Oui, parce que forcément, à contre-jour. J’ai pas vu la différence. Ils sont aussi petits que des gamins de 4ème.

Il y a un grand moment de silence. Les élèves, du coup, y en a plus un qui moufte, ils sont tétanisés. Les deux Japonais me regardent, la bouche ouverte. Je me dis : ça y est, Christine, qu’est-ce que tu as encore fait ? Et je vois déjà les manchettes dans Le Matin :

INCIDENT DIPLOMATIQUE AU CHÂTEAU DE CHILLON

UNE ENSEIGNANTE AGRESSE DES TOURISTES JAPONAIS




Et puis, tout à coup, ils se sont mis à rire, mais à rire, ils ne pouvaient plus se récupérer et ils se tapaient les cuisses avec les mains. Alors bon, on s’est quittés comme ça en assez bon termes, finalement, je crois. Parce qu’ils me faisaient des courbettes et du coup, moi aussi, pour ne pas les vexer encore une fois.

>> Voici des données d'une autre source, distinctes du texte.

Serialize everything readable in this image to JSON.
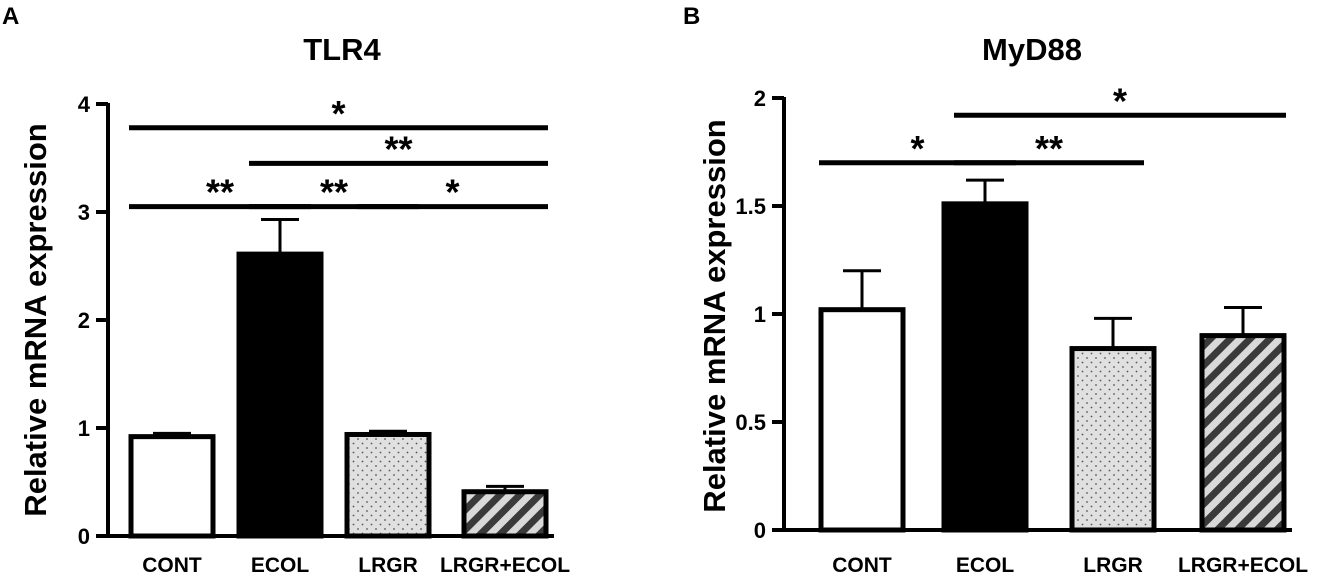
{
  "chart_data": [
    {
      "panel": "A",
      "type": "bar",
      "title": "TLR4",
      "ylabel": "Relative mRNA expression",
      "xlabel": "",
      "categories": [
        "CONT",
        "ECOL",
        "LRGR",
        "LRGR+ECOL"
      ],
      "values": [
        0.92,
        2.61,
        0.94,
        0.41
      ],
      "errors": [
        0.03,
        0.32,
        0.03,
        0.05
      ],
      "fills": [
        "white",
        "black",
        "dots",
        "stripes"
      ],
      "ylim": [
        0,
        4
      ],
      "yticks": [
        "0",
        "1",
        "2",
        "3",
        "4"
      ],
      "yticks_values": [
        0,
        1,
        2,
        3,
        4
      ],
      "significance": [
        {
          "from": 0,
          "to": 3,
          "label": "*",
          "level": 3.78
        },
        {
          "from": 1,
          "to": 3,
          "label": "**",
          "level": 3.45
        },
        {
          "from": 0,
          "to": 1,
          "label": "**",
          "level": 3.05
        },
        {
          "from": 1,
          "to": 2,
          "label": "**",
          "level": 3.05
        },
        {
          "from": 2,
          "to": 3,
          "label": "*",
          "level": 3.05
        }
      ],
      "grid": false
    },
    {
      "panel": "B",
      "type": "bar",
      "title": "MyD88",
      "ylabel": "Relative mRNA expression",
      "xlabel": "",
      "categories": [
        "CONT",
        "ECOL",
        "LRGR",
        "LRGR+ECOL"
      ],
      "values": [
        1.02,
        1.51,
        0.84,
        0.9
      ],
      "errors": [
        0.18,
        0.11,
        0.14,
        0.13
      ],
      "fills": [
        "white",
        "black",
        "dots",
        "stripes"
      ],
      "ylim": [
        0,
        2
      ],
      "yticks": [
        "0",
        "0.5",
        "1",
        "1.5",
        "2"
      ],
      "yticks_values": [
        0,
        0.5,
        1,
        1.5,
        2
      ],
      "significance": [
        {
          "from": 0,
          "to": 1,
          "label": "*",
          "level": 1.7
        },
        {
          "from": 1,
          "to": 2,
          "label": "**",
          "level": 1.7
        },
        {
          "from": 1,
          "to": 3,
          "label": "*",
          "level": 1.92
        }
      ],
      "grid": false
    }
  ]
}
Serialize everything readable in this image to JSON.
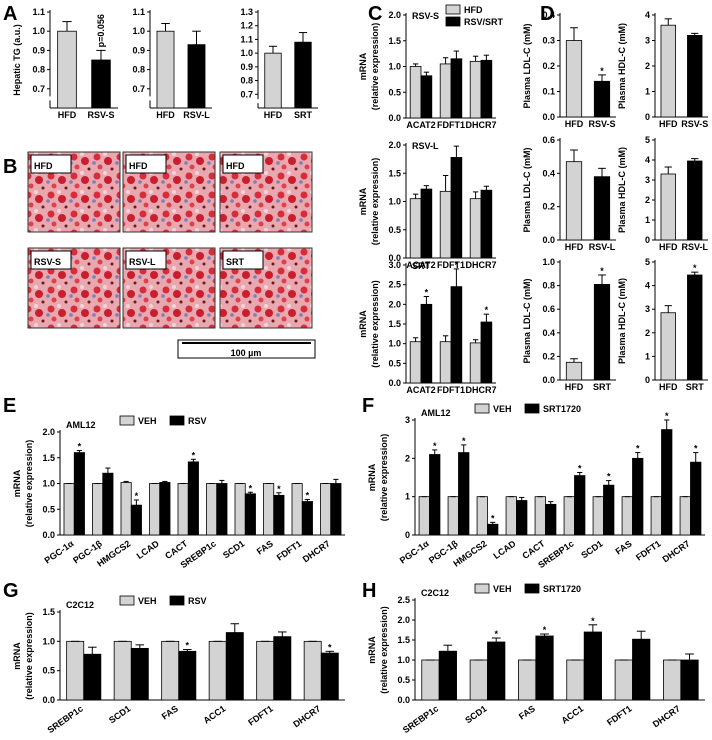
{
  "chart_data": [
    {
      "panel": "A",
      "type": "bar",
      "ylabel": [
        "Hepatic TG (a.u.)"
      ],
      "categories": [
        "HFD",
        "RSV-S"
      ],
      "values": [
        1.0,
        0.85
      ],
      "errors": [
        0.05,
        0.05
      ],
      "colors": [
        "#d3d3d3",
        "#000000"
      ],
      "ylim": [
        0.6,
        1.1
      ],
      "yticks": [
        0.7,
        0.8,
        0.9,
        {
          "value": 1.0,
          "label": "1.0"
        },
        1.1
      ],
      "axis_break": true,
      "annotations": [
        {
          "index": 1,
          "text": "p=0.056"
        }
      ]
    },
    {
      "type": "bar",
      "categories": [
        "HFD",
        "RSV-L"
      ],
      "values": [
        1.0,
        0.93
      ],
      "errors": [
        0.04,
        0.07
      ],
      "colors": [
        "#d3d3d3",
        "#000000"
      ],
      "ylim": [
        0.6,
        1.1
      ],
      "yticks": [
        0.7,
        0.8,
        0.9,
        {
          "value": 1.0,
          "label": "1.0"
        },
        1.1
      ],
      "axis_break": true
    },
    {
      "type": "bar",
      "categories": [
        "HFD",
        "SRT"
      ],
      "values": [
        1.0,
        1.08
      ],
      "errors": [
        0.05,
        0.07
      ],
      "colors": [
        "#d3d3d3",
        "#000000"
      ],
      "ylim": [
        0.6,
        1.3
      ],
      "yticks": [
        0.7,
        0.8,
        0.9,
        {
          "value": 1.0,
          "label": "1.0"
        },
        1.1,
        1.2,
        1.3
      ],
      "axis_break": true
    },
    {
      "panel": "C",
      "type": "grouped-bar",
      "title": "RSV-S",
      "ylabel": [
        "mRNA",
        "(relative expression)"
      ],
      "categories": [
        "ACAT2",
        "FDFT1",
        "DHCR7"
      ],
      "legend": "top-right",
      "series": [
        {
          "name": "HFD",
          "color": "#d3d3d3",
          "values": [
            1.0,
            1.05,
            1.1
          ],
          "errors": [
            0.05,
            0.12,
            0.1
          ]
        },
        {
          "name": "RSV/SRT",
          "color": "#000000",
          "values": [
            0.82,
            1.15,
            1.12
          ],
          "errors": [
            0.07,
            0.15,
            0.1
          ]
        }
      ],
      "ylim": [
        0,
        2
      ],
      "yticks": [
        {
          "value": 0,
          "label": "0.0"
        },
        0.5,
        {
          "value": 1,
          "label": "1.0"
        },
        1.5,
        {
          "value": 2,
          "label": "2.0"
        }
      ]
    },
    {
      "type": "grouped-bar",
      "title": "RSV-L",
      "ylabel": [
        "mRNA",
        "(relative expression)"
      ],
      "categories": [
        "ACAT2",
        "FDFT1",
        "DHCR7"
      ],
      "series": [
        {
          "color": "#d3d3d3",
          "values": [
            1.05,
            1.18,
            1.05
          ],
          "errors": [
            0.08,
            0.28,
            0.12
          ]
        },
        {
          "color": "#000000",
          "values": [
            1.22,
            1.78,
            1.2
          ],
          "errors": [
            0.06,
            0.2,
            0.07
          ]
        }
      ],
      "ylim": [
        0,
        2
      ],
      "yticks": [
        {
          "value": 0,
          "label": "0.0"
        },
        0.5,
        {
          "value": 1,
          "label": "1.0"
        },
        1.5,
        {
          "value": 2,
          "label": "2.0"
        }
      ]
    },
    {
      "type": "grouped-bar",
      "title": "SRT",
      "ylabel": [
        "mRNA",
        "(relative expression)"
      ],
      "categories": [
        "ACAT2",
        "FDFT1",
        "DHCR7"
      ],
      "series": [
        {
          "color": "#d3d3d3",
          "values": [
            1.05,
            1.05,
            1.02
          ],
          "errors": [
            0.1,
            0.15,
            0.08
          ]
        },
        {
          "color": "#000000",
          "values": [
            2.0,
            2.45,
            1.55
          ],
          "errors": [
            0.2,
            0.45,
            0.2
          ]
        }
      ],
      "annotations": [
        {
          "series": 1,
          "index": 0,
          "text": "*"
        },
        {
          "series": 1,
          "index": 1,
          "text": "*"
        },
        {
          "series": 1,
          "index": 2,
          "text": "*"
        }
      ],
      "ylim": [
        0,
        3
      ],
      "yticks": [
        {
          "value": 0,
          "label": "0.0"
        },
        0.5,
        {
          "value": 1,
          "label": "1.0"
        },
        1.5,
        {
          "value": 2,
          "label": "2.0"
        },
        2.5,
        {
          "value": 3,
          "label": "3.0"
        }
      ]
    },
    {
      "panel": "D",
      "type": "bar",
      "ylabel": [
        "Plasma LDL-C (mM)"
      ],
      "categories": [
        "HFD",
        "RSV-S"
      ],
      "values": [
        0.3,
        0.14
      ],
      "errors": [
        0.05,
        0.025
      ],
      "colors": [
        "#d3d3d3",
        "#000000"
      ],
      "ylim": [
        0,
        0.4
      ],
      "yticks": [
        {
          "value": 0,
          "label": "0.0"
        },
        0.1,
        0.2,
        0.3,
        0.4
      ],
      "annotations": [
        {
          "index": 1,
          "text": "*"
        }
      ]
    },
    {
      "type": "bar",
      "ylabel": [
        "Plasma HDL-C (mM)"
      ],
      "categories": [
        "HFD",
        "RSV-S"
      ],
      "values": [
        3.6,
        3.2
      ],
      "errors": [
        0.25,
        0.08
      ],
      "colors": [
        "#d3d3d3",
        "#000000"
      ],
      "ylim": [
        0,
        4
      ],
      "yticks": [
        0,
        1,
        2,
        3,
        4
      ]
    },
    {
      "type": "bar",
      "ylabel": [
        "Plasma LDL-C (mM)"
      ],
      "categories": [
        "HFD",
        "RSV-L"
      ],
      "values": [
        0.47,
        0.38
      ],
      "errors": [
        0.07,
        0.05
      ],
      "colors": [
        "#d3d3d3",
        "#000000"
      ],
      "ylim": [
        0,
        0.6
      ],
      "yticks": [
        {
          "value": 0,
          "label": "0.0"
        },
        0.2,
        0.4,
        0.6
      ]
    },
    {
      "type": "bar",
      "ylabel": [
        "Plasma HDL-C (mM)"
      ],
      "categories": [
        "HFD",
        "RSV-L"
      ],
      "values": [
        3.3,
        3.95
      ],
      "errors": [
        0.35,
        0.12
      ],
      "colors": [
        "#d3d3d3",
        "#000000"
      ],
      "ylim": [
        0,
        5
      ],
      "yticks": [
        0,
        1,
        2,
        3,
        4,
        5
      ]
    },
    {
      "type": "bar",
      "ylabel": [
        "Plasma LDL-C (mM)"
      ],
      "categories": [
        "HFD",
        "SRT"
      ],
      "values": [
        0.15,
        0.81
      ],
      "errors": [
        0.03,
        0.08
      ],
      "colors": [
        "#d3d3d3",
        "#000000"
      ],
      "ylim": [
        0,
        1
      ],
      "yticks": [
        {
          "value": 0,
          "label": "0.0"
        },
        0.2,
        0.4,
        0.6,
        0.8,
        {
          "value": 1,
          "label": "1.0"
        }
      ],
      "annotations": [
        {
          "index": 1,
          "text": "*"
        }
      ]
    },
    {
      "type": "bar",
      "ylabel": [
        "Plasma HDL-C (mM)"
      ],
      "categories": [
        "HFD",
        "SRT"
      ],
      "values": [
        2.85,
        4.45
      ],
      "errors": [
        0.3,
        0.12
      ],
      "colors": [
        "#d3d3d3",
        "#000000"
      ],
      "ylim": [
        0,
        5
      ],
      "yticks": [
        0,
        1,
        2,
        3,
        4,
        5
      ],
      "annotations": [
        {
          "index": 1,
          "text": "*"
        }
      ]
    },
    {
      "panel": "E",
      "type": "grouped-bar",
      "title": "AML12",
      "ylabel": [
        "mRNA",
        "(relative expression)"
      ],
      "legend": "top",
      "categories": [
        "PGC-1α",
        "PGC-1β",
        "HMGCS2",
        "LCAD",
        "CACT",
        "SREBP1c",
        "SCD1",
        "FAS",
        "FDFT1",
        "DHCR7"
      ],
      "series": [
        {
          "name": "VEH",
          "color": "#d3d3d3",
          "values": [
            1,
            1,
            1.02,
            1,
            1,
            1,
            1,
            1,
            1,
            1
          ],
          "errors": [
            0,
            0,
            0.02,
            0,
            0,
            0,
            0,
            0,
            0,
            0
          ]
        },
        {
          "name": "RSV",
          "color": "#000000",
          "values": [
            1.6,
            1.2,
            0.58,
            1.02,
            1.42,
            1.0,
            0.8,
            0.77,
            0.65,
            1.0
          ],
          "errors": [
            0.04,
            0.1,
            0.1,
            0.02,
            0.05,
            0.06,
            0.03,
            0.05,
            0.04,
            0.08
          ]
        }
      ],
      "annotations": [
        {
          "series": 1,
          "index": 0,
          "text": "*"
        },
        {
          "series": 1,
          "index": 2,
          "text": "*"
        },
        {
          "series": 1,
          "index": 4,
          "text": "*"
        },
        {
          "series": 1,
          "index": 6,
          "text": "*"
        },
        {
          "series": 1,
          "index": 7,
          "text": "*"
        },
        {
          "series": 1,
          "index": 8,
          "text": "*"
        }
      ],
      "ylim": [
        0,
        2
      ],
      "yticks": [
        {
          "value": 0,
          "label": "0.0"
        },
        0.5,
        {
          "value": 1,
          "label": "1.0"
        },
        1.5,
        {
          "value": 2,
          "label": "2.0"
        }
      ]
    },
    {
      "panel": "F",
      "type": "grouped-bar",
      "title": "AML12",
      "ylabel": [
        "mRNA",
        "(relative expression)"
      ],
      "legend": "top",
      "categories": [
        "PGC-1α",
        "PGC-1β",
        "HMGCS2",
        "LCAD",
        "CACT",
        "SREBP1c",
        "SCD1",
        "FAS",
        "FDFT1",
        "DHCR7"
      ],
      "series": [
        {
          "name": "VEH",
          "color": "#d3d3d3",
          "values": [
            1,
            1,
            1,
            1,
            1,
            1,
            1,
            1,
            1,
            1
          ],
          "errors": [
            0,
            0,
            0,
            0,
            0,
            0,
            0,
            0,
            0,
            0
          ]
        },
        {
          "name": "SRT1720",
          "color": "#000000",
          "values": [
            2.1,
            2.15,
            0.28,
            0.9,
            0.8,
            1.55,
            1.3,
            2.0,
            2.75,
            1.9
          ],
          "errors": [
            0.12,
            0.2,
            0.05,
            0.08,
            0.07,
            0.08,
            0.12,
            0.15,
            0.25,
            0.25
          ]
        }
      ],
      "annotations": [
        {
          "series": 1,
          "index": 0,
          "text": "*"
        },
        {
          "series": 1,
          "index": 1,
          "text": "*"
        },
        {
          "series": 1,
          "index": 2,
          "text": "*"
        },
        {
          "series": 1,
          "index": 5,
          "text": "*"
        },
        {
          "series": 1,
          "index": 6,
          "text": "*"
        },
        {
          "series": 1,
          "index": 7,
          "text": "*"
        },
        {
          "series": 1,
          "index": 8,
          "text": "*"
        },
        {
          "series": 1,
          "index": 9,
          "text": "*"
        }
      ],
      "ylim": [
        0,
        3
      ],
      "yticks": [
        0,
        1,
        2,
        3
      ]
    },
    {
      "panel": "G",
      "type": "grouped-bar",
      "title": "C2C12",
      "ylabel": [
        "mRNA",
        "(relative expression)"
      ],
      "legend": "top",
      "categories": [
        "SREBP1c",
        "SCD1",
        "FAS",
        "ACC1",
        "FDFT1",
        "DHCR7"
      ],
      "series": [
        {
          "name": "VEH",
          "color": "#d3d3d3",
          "values": [
            1,
            1,
            1,
            1,
            1,
            1
          ],
          "errors": [
            0,
            0,
            0,
            0,
            0,
            0
          ]
        },
        {
          "name": "RSV",
          "color": "#000000",
          "values": [
            0.78,
            0.88,
            0.83,
            1.15,
            1.08,
            0.8
          ],
          "errors": [
            0.12,
            0.06,
            0.03,
            0.15,
            0.08,
            0.03
          ]
        }
      ],
      "annotations": [
        {
          "series": 1,
          "index": 2,
          "text": "*"
        },
        {
          "series": 1,
          "index": 5,
          "text": "*"
        }
      ],
      "ylim": [
        0,
        1.5
      ],
      "yticks": [
        {
          "value": 0,
          "label": "0.0"
        },
        0.5,
        {
          "value": 1,
          "label": "1.0"
        },
        1.5
      ]
    },
    {
      "panel": "H",
      "type": "grouped-bar",
      "title": "C2C12",
      "ylabel": [
        "mRNA",
        "(relative expression)"
      ],
      "legend": "top",
      "categories": [
        "SREBP1c",
        "SCD1",
        "FAS",
        "ACC1",
        "FDFT1",
        "DHCR7"
      ],
      "series": [
        {
          "name": "VEH",
          "color": "#d3d3d3",
          "values": [
            1,
            1,
            1,
            1,
            1,
            1
          ],
          "errors": [
            0,
            0,
            0,
            0,
            0,
            0
          ]
        },
        {
          "name": "SRT1720",
          "color": "#000000",
          "values": [
            1.22,
            1.45,
            1.6,
            1.7,
            1.52,
            1.0
          ],
          "errors": [
            0.15,
            0.1,
            0.05,
            0.18,
            0.2,
            0.15
          ]
        }
      ],
      "annotations": [
        {
          "series": 1,
          "index": 1,
          "text": "*"
        },
        {
          "series": 1,
          "index": 2,
          "text": "*"
        },
        {
          "series": 1,
          "index": 3,
          "text": "*"
        }
      ],
      "ylim": [
        0,
        2.5
      ],
      "yticks": [
        {
          "value": 0,
          "label": "0.0"
        },
        0.5,
        {
          "value": 1,
          "label": "1.0"
        },
        1.5,
        {
          "value": 2,
          "label": "2.0"
        },
        2.5
      ]
    }
  ],
  "images": {
    "panel": "B",
    "labels": [
      "HFD",
      "HFD",
      "HFD",
      "RSV-S",
      "RSV-L",
      "SRT"
    ],
    "scale_bar": "100 µm"
  }
}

On a continué la visite chacun de notre côté. Moi, je laissais tous les élèves aller se pencher aux fenêtres. Et les Japonais, chaque fois qu’ils me croisaient à nouveau dans une des salles du château, ils se tapaient sur les cuisses en rigolant.

Et si elle était spécialement en forme le jour où elle la racontait, elle rajoutait :

A propos de Japonais au Château de Chillon, vous savez qu’il y en a un qui a dit, un jour : Il est très beau, ce château. Mais c’est un peu dommage qu’ils l’aient construit juste au-dessous de l’autoroute.